I primi giorni con lui, Fidel mi insegnò a rimanere in sella per più di pochi minuti. Fortunatamente dovetti stare simpatica ai cavalli, perché non cercarono di farmi fuori... non tutti, perlomeno. Alcuni, però, non sembrarono amare particolarmente la mia presenza - come il preferito di Fidel, uno stallone dal manto dorato e gli occhi estremamente intelligenti, costantemente irritati. Quello e gli animali che lo circondavano parevano non apprezzare granché la mia persona e non sembravano intenzionati a cambiare idea, presi com'erano dalle carote che il loro padrone non mancava mai di portargli.

Ma quello stallone... lui più di ogni altro. Tutte le volte che intercettava il mio sguardo iniziava a sbuffare e nitrire, così forte che l'unica cosa che sembrava calmarlo era il momento in cui gli altri cavalli più quieti incominciavano a dargli retta e decidevano di farmi cadere di sella con un paio di salti imbizzarriti.

Io, poi, avevo tutt'altro che una presa salda, quindi crollavo in fretta.

Fidel iniziò a insegnarmi anche le basi di quello strano mondo. Mi raccontò di come le Terre del Tempo fossero divise ormai da secoli in due regni: Lyede, quello in cui mi trovavo e che prendeva il nome dalla sua capitale, e Chev, a occidente rispetto a noi. I due erano separati da una lunga catena di monti, i Ver'Neri, che si estendeva lungo tutto il confine e a Sud incontrava l'Isola di Nest e il mar Baryon, che a sua volta si allungava fino alle terre dell'estremo Sud. A Nord si trovavano le Nevi, e Oltre le Nevi iniziava il Regno di Bellaria. A est, invece, le terre di Orwey.
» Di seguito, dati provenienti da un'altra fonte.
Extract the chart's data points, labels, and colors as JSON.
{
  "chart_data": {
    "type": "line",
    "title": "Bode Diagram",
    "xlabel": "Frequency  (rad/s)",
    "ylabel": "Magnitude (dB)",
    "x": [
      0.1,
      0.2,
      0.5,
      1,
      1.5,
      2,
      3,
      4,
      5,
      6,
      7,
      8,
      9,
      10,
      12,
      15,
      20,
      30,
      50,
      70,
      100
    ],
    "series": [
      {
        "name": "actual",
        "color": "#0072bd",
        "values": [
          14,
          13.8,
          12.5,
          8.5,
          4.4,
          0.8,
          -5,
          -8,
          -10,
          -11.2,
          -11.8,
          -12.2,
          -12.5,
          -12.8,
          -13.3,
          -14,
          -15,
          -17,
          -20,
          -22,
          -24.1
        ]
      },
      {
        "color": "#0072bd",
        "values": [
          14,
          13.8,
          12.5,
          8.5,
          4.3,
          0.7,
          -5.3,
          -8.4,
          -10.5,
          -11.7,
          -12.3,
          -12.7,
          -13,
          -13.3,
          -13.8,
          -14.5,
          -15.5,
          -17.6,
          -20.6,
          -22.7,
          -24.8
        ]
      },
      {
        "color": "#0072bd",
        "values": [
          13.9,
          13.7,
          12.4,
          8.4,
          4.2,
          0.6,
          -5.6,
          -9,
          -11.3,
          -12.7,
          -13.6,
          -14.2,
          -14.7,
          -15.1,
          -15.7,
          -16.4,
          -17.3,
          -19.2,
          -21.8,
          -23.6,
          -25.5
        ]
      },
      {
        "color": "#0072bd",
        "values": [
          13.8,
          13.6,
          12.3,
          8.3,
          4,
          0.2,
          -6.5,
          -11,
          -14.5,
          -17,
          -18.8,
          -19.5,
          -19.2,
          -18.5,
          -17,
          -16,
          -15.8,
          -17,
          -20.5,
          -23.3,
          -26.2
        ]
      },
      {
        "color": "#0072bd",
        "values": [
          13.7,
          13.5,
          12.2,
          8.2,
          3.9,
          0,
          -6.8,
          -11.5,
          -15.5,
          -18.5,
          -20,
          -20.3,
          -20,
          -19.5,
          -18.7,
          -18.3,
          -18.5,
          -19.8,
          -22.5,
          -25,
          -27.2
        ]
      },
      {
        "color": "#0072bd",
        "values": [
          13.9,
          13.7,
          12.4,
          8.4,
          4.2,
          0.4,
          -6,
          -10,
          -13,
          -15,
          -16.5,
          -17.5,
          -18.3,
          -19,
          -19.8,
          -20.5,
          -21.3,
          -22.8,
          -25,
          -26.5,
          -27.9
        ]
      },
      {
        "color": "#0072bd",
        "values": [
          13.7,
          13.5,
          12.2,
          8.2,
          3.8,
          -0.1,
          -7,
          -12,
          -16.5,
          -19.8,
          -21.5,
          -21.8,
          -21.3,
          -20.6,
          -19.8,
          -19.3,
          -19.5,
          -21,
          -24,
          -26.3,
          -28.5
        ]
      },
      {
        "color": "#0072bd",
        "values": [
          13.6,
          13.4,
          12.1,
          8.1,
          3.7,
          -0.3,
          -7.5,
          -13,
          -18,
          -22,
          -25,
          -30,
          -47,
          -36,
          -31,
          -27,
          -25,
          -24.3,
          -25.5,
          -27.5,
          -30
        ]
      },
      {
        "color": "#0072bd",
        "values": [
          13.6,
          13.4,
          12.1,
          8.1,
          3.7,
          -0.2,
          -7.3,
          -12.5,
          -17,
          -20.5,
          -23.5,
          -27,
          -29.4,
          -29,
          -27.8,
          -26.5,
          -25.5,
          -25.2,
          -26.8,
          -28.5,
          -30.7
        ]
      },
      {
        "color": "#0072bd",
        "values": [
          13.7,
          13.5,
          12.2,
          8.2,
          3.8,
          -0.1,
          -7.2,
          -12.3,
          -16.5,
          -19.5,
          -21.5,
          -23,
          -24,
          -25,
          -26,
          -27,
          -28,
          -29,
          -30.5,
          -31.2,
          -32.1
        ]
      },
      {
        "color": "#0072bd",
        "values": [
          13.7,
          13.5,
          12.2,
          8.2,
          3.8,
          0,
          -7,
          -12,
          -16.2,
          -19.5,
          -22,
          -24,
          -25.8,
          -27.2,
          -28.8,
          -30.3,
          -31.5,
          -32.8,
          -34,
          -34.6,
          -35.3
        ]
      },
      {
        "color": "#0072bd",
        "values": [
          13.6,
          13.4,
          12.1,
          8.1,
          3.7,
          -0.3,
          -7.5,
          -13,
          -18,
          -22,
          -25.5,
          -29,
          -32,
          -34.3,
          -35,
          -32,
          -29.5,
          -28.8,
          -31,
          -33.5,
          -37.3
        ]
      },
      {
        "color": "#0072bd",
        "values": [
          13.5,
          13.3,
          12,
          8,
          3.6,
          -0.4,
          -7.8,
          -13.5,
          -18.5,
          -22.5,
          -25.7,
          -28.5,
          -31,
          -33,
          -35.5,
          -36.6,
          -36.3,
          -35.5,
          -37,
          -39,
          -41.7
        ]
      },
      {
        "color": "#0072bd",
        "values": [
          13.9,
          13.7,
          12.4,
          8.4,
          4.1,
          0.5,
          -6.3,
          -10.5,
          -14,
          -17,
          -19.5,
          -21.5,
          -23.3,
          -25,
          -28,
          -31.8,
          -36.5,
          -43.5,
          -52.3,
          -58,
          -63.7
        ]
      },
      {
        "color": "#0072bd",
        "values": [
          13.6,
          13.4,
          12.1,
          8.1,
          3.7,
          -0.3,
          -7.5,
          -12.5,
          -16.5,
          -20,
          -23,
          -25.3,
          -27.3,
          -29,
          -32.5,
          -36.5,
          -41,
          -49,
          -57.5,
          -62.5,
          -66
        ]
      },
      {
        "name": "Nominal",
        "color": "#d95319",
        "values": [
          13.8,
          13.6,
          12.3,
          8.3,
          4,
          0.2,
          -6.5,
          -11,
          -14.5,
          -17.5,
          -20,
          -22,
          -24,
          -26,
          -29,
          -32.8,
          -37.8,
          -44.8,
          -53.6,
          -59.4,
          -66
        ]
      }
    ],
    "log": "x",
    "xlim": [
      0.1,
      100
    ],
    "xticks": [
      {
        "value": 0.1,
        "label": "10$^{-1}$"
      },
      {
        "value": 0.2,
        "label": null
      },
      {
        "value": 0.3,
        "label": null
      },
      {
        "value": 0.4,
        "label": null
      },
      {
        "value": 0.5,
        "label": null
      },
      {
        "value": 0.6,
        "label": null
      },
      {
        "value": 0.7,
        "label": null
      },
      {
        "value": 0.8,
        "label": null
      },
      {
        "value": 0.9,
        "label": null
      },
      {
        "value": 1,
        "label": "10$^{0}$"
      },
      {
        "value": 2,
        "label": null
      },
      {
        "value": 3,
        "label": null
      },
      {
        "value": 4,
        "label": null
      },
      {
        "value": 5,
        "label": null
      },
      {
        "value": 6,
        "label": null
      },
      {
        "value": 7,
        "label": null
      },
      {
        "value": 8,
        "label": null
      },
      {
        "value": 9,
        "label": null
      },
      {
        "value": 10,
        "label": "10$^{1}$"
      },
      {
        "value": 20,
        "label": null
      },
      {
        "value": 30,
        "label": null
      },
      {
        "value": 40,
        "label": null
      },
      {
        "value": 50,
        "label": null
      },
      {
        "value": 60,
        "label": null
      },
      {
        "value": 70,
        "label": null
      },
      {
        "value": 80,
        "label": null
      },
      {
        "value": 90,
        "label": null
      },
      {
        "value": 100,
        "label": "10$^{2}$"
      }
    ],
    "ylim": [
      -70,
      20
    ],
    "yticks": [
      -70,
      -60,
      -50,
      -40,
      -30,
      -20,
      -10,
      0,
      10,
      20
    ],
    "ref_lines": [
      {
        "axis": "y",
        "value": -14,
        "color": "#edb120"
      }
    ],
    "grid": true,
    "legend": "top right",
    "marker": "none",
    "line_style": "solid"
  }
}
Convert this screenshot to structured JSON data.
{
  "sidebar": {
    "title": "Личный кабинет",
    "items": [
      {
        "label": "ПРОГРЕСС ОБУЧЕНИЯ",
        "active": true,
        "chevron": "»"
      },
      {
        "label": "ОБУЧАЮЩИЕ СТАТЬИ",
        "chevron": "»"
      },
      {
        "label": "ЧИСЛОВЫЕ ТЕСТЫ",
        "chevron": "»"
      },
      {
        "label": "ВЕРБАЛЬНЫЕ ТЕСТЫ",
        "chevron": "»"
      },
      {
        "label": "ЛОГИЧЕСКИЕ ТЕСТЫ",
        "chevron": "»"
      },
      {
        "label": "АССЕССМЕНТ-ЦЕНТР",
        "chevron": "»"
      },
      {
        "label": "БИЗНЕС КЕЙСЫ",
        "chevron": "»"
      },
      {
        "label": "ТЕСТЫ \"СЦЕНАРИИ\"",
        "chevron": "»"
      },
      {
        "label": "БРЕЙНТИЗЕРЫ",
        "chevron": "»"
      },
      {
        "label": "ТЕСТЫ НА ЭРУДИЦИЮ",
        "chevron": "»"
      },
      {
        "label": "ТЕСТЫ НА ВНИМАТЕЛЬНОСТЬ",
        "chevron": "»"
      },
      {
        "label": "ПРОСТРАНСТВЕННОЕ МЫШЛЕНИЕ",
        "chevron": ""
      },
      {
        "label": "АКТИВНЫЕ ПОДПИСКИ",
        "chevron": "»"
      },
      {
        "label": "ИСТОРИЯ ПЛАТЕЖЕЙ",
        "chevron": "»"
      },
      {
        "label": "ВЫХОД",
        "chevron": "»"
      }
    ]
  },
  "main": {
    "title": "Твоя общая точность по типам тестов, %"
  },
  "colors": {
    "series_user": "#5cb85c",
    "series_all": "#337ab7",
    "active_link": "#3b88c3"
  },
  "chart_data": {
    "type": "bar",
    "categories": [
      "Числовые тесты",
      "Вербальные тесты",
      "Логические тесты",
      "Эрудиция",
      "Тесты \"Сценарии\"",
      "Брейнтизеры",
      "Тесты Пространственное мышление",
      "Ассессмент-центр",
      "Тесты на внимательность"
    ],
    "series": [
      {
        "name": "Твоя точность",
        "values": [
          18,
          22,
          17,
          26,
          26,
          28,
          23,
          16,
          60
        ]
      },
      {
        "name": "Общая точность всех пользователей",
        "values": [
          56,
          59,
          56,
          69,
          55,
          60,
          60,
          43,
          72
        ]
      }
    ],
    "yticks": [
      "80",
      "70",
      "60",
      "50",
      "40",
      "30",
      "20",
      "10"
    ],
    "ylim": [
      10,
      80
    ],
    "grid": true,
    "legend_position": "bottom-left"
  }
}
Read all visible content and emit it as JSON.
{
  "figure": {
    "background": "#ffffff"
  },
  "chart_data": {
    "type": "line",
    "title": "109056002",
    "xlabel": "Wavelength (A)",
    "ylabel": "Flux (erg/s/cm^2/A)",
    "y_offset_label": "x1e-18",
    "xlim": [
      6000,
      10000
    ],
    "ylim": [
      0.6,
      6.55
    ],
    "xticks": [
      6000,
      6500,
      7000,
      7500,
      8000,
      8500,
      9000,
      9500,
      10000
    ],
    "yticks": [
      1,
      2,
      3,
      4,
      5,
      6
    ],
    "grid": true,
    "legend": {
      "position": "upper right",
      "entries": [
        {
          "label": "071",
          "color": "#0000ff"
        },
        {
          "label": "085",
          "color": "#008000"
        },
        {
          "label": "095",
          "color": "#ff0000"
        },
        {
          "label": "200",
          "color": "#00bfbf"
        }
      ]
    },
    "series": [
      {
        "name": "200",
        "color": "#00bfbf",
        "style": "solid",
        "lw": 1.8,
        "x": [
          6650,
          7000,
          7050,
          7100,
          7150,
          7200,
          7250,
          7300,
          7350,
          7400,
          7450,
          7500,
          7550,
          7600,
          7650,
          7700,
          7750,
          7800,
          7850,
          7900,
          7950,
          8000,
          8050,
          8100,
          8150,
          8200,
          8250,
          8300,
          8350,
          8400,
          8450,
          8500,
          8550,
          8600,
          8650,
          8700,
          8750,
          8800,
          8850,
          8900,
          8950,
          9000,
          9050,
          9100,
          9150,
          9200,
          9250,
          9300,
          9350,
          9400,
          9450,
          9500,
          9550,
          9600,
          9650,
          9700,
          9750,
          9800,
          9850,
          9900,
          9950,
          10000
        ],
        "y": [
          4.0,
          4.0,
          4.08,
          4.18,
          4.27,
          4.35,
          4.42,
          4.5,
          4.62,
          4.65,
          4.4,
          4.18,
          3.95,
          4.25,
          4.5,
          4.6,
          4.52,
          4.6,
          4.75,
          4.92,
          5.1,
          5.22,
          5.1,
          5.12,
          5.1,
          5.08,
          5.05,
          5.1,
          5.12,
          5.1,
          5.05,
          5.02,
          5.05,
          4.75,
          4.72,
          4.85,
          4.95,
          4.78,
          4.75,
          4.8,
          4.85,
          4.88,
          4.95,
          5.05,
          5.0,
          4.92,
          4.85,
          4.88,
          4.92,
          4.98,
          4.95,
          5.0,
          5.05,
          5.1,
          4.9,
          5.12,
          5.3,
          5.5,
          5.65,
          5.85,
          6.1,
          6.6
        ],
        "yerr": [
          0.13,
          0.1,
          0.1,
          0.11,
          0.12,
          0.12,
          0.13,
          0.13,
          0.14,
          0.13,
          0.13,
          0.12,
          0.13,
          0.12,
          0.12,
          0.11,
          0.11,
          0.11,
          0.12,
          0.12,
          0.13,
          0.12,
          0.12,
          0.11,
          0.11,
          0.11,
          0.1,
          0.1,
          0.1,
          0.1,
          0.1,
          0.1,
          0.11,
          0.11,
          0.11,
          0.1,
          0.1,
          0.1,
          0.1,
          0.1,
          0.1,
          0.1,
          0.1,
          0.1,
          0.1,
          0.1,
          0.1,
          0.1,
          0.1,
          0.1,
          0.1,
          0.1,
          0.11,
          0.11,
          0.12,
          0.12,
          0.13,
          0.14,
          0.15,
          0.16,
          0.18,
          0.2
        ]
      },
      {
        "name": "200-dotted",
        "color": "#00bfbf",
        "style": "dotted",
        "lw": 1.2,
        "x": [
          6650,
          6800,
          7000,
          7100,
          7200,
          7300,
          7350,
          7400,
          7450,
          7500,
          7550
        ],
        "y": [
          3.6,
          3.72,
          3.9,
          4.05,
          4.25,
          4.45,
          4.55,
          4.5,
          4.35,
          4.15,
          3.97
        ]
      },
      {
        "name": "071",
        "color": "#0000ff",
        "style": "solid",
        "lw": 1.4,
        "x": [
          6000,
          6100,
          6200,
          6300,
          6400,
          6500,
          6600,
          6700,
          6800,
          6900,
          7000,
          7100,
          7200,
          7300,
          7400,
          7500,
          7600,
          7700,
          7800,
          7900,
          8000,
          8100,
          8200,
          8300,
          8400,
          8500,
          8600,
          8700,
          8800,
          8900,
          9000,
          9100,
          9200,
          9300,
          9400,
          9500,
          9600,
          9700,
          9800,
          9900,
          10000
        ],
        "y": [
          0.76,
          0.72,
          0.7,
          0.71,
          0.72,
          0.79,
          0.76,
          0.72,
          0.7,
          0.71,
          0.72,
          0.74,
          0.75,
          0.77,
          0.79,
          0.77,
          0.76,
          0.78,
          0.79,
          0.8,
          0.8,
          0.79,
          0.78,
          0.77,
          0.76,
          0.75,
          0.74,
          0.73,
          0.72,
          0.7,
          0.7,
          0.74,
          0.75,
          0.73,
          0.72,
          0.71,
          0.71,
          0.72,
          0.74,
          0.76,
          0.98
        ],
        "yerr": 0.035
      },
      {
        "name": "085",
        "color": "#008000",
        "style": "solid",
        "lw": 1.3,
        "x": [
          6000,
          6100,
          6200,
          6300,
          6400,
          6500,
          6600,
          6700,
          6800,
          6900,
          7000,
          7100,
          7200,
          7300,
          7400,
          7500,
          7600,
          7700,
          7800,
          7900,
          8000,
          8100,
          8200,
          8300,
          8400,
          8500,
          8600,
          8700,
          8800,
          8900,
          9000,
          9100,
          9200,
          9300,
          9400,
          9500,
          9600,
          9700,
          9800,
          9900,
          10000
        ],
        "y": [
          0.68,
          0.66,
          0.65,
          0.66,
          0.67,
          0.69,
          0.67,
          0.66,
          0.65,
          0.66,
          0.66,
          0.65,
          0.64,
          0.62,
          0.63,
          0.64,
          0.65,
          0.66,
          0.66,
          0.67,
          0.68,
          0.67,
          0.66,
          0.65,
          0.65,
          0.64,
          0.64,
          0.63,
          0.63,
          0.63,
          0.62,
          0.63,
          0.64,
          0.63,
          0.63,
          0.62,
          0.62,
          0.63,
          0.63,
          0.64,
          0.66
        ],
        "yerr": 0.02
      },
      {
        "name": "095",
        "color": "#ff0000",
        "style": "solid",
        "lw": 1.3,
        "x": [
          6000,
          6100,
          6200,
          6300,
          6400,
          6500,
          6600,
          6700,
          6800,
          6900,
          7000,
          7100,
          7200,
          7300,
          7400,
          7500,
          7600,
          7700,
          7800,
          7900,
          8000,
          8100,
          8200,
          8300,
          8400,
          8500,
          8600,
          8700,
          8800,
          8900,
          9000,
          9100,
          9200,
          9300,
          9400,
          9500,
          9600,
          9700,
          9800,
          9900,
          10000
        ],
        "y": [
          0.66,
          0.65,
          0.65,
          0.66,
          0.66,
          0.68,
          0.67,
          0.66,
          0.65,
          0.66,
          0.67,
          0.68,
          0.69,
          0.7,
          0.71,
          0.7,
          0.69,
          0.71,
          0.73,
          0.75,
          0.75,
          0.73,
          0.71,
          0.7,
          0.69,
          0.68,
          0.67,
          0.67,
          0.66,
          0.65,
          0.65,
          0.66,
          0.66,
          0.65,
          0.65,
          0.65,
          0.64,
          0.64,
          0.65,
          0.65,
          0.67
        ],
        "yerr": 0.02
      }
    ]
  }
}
Non avevo molta voglia di imparare una geografia che in futuro, con un po' di fortuna, non mi sarebbe mai più servita. Per quello non mi applicai molto nell'apprendimento, ma quei nomi curiosi e la stranezza del tutto mi rimasero impressi così tanto che in pochi giorni iniziai a immaginare di visitare quelle terre, vedere i tramonti argentei dell'Isola di Nest e sprofondare i piedi nelle acque calde dei monti Bryoni, gli stessi che si intravedevano rosei dalla baita.

Tutto ciò, inutile a dirsi, strideva apertamente con il folle desiderio di tornare a casa.

Mi stavo abituando a evitare di pensare a Dublino e chi avevo lasciato indietro, evitare di farmi coinvolgere troppo da sentimenti malinconici. Eppure ogni tanto sentivo così forte il desiderio di andarmene e la paura per quella situazione, che semplicemente mi chiudevo in me. Quando accadeva e non potevo correre tra i boschi a sfogare la frustrazione, mi rintanavo accanto al recinto del gregge, fissando le montagne in lontananza e cercando di calmare qualsiasi tormenta stesse prendendo piede dentro di me, immaginando di essere in vacanza, più che in un mondo totalmente nuovo e sconosciuto.